A受審人は,操舵室上部に設けたフライングブリッジの操縦席に腰掛けて操縦に当たり,田倉埼西方沖に向けて北西進していたところ,北風が強くなってきたので北風を凌ぐため,11時46分雑賀埼灯台から266度(真方位,以下同じ。)1,500メートルの地点において,田倉埼南方に接近した後,同海岸に沿って航行することとし,針路を330度に定め,機関を半速力前進の機関回転数毎分1,900の9.0ノットの速力(対地速力,以下同じ。)で進行した。
12時18分A受審人は,田倉埼灯台から128度1,300メートルの地点に達したとき,船位を確認しないまま田倉埼海岸から北西方に拡延する浅礁域に接近すると,浅礁に乗り揚げるおそれのある状況となったが,見通しの良いフライングブリッジの操縦席に座って見張りに当たり,陸岸との距離を目測すれば何とかなると思い,操舵室の操縦席に移ってレーダーを作動するか,GPSプロッタの位置を海図に当たるなどして船位を確認することなく,この状況に気付かず,機関回転数毎分800の5.0ノットの速力に減速し,針路を273度とし,その後,田倉埼海岸に沿って右回頭しながら進行した。
12時28分,A受審人は,田倉埼海岸から北西方に拡延する浅礁域に300メートルまで接近したが,田倉埼北西方の浅礁域に著しく接近していることに気付かないまま,船首をゆっくりと北から北北東に向け,同じ速力で続航中,12時30分田倉埼灯台から325度290メートルの地点において,シーズーは,船首が020度を向いたとき,ほぼ同速力で,浅礁に乗り揚げた。
当時,天候は晴で風力4の北風が吹き,潮候は上げ潮の中央期で,高さ約1メートルの波があった。
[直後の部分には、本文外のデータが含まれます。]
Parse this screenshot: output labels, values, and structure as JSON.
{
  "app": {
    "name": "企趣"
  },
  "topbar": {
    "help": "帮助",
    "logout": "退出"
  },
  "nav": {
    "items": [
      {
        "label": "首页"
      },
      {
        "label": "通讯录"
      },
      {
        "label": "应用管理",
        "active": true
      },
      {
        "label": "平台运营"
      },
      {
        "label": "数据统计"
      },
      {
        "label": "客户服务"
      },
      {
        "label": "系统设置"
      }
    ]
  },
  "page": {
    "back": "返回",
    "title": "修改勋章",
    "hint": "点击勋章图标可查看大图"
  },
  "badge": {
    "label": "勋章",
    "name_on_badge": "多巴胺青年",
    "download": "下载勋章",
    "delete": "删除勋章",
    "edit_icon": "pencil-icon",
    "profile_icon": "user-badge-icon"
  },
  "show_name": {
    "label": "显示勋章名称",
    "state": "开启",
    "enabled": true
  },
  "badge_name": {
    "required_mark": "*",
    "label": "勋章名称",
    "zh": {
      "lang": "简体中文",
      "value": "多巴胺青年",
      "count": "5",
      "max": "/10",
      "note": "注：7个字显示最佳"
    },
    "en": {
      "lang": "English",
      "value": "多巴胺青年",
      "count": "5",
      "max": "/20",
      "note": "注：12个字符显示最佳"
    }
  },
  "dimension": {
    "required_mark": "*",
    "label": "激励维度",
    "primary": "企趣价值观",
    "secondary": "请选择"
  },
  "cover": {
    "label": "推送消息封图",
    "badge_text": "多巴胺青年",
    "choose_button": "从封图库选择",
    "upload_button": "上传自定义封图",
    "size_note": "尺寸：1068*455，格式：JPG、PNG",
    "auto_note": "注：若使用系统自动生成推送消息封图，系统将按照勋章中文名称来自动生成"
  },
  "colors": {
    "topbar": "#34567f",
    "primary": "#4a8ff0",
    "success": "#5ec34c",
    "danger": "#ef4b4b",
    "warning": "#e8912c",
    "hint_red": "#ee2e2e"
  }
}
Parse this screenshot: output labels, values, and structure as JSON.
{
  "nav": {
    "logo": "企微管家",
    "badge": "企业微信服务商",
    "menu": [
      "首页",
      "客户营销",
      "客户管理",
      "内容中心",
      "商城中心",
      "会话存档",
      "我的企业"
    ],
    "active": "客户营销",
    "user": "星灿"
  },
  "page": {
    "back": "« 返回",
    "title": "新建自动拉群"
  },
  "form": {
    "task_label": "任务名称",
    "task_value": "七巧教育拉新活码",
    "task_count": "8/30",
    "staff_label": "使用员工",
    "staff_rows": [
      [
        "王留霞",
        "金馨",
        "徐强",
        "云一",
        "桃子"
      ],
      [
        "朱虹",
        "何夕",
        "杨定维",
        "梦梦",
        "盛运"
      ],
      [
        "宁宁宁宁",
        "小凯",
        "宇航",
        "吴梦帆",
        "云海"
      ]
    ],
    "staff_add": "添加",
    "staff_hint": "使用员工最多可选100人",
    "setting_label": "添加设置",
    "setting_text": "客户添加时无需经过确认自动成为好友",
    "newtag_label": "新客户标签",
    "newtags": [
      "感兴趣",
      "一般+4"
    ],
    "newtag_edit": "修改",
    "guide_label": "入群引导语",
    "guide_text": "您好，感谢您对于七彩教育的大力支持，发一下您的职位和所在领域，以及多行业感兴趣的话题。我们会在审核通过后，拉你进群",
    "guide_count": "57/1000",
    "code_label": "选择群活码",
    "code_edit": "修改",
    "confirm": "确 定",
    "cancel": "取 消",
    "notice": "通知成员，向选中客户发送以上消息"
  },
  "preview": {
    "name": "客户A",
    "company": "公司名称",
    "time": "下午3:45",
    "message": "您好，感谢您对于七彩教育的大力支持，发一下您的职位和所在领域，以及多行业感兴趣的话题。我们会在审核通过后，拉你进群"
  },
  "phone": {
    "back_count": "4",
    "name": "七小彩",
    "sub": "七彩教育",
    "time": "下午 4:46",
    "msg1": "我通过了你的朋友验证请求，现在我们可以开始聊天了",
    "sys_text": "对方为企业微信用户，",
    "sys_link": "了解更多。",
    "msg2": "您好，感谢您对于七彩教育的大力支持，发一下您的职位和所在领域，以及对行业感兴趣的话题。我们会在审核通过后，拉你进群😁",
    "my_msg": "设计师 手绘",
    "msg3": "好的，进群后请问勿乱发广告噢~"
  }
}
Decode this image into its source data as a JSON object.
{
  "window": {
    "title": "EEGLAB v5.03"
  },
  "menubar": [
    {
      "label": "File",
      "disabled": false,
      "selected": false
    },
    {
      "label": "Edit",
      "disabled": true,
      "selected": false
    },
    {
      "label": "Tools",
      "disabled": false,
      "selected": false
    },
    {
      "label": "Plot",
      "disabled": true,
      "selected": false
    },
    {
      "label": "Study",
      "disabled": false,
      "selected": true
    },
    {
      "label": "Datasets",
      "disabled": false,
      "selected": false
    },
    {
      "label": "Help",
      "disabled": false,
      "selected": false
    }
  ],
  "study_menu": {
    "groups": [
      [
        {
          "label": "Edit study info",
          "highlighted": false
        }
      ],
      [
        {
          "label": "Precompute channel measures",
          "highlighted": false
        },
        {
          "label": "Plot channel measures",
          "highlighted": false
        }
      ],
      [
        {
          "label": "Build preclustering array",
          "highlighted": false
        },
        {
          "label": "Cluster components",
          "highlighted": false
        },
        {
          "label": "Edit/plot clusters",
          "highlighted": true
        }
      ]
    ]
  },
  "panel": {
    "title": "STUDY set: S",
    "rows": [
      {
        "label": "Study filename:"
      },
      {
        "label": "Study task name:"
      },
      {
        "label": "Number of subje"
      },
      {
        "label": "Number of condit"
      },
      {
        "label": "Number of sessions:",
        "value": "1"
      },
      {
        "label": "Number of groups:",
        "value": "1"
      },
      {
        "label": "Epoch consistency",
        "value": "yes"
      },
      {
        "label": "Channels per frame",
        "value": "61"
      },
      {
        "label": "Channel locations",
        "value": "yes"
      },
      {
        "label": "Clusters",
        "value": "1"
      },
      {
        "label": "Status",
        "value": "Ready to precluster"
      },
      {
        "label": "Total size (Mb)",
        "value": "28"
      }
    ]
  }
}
乗揚の結果,船首部及び船尾部船底にそれぞれ破口を生じ,推進器翼及び舵を曲損し,航行不能となった。
(海難の原因)
本件乗揚は,友ケ島水道加太瀬戸に向け,和歌山県田倉埼海岸をこれに沿って北上中,船位の確認が不十分で,田倉埼海岸北西方に拡延する浅礁へ向首進行したことによって発生したものである。
(受審人の所為)
A受審人は,友ケ島水道加太瀬戸に向け,和歌山県田倉埼海岸をこれに沿って北上中,田倉埼海岸北西方に拡延する浅礁域を航行する場合,その浅礁の存在を知っていたのだから,浅礁に乗り揚げることのないよう,操舵室の操縦席に座ってレーダーを作動するか,GPSプロッタの位置を海図に当たるなど,船位の確認を十分に行うべき注意義務があった。しかるに,同人は,見通しの良いフライングブリッジの操縦席に座って見張りに当たり,陸岸との距離を目測すれば何とかなるものと思い,船位の確認を十分に行わなかった職務上の過失により,浅礁に向かって進行していることに気付かず乗揚を招き,船首部及び船尾部船底に破口を,推進器翼及び舵に曲損を,それぞれ生じさせるに至った。
以上のA受審人の所為に対しては,海難審判法第4条第2項の規定により,同法第5条第1項第3号を適用して同人を戒告する。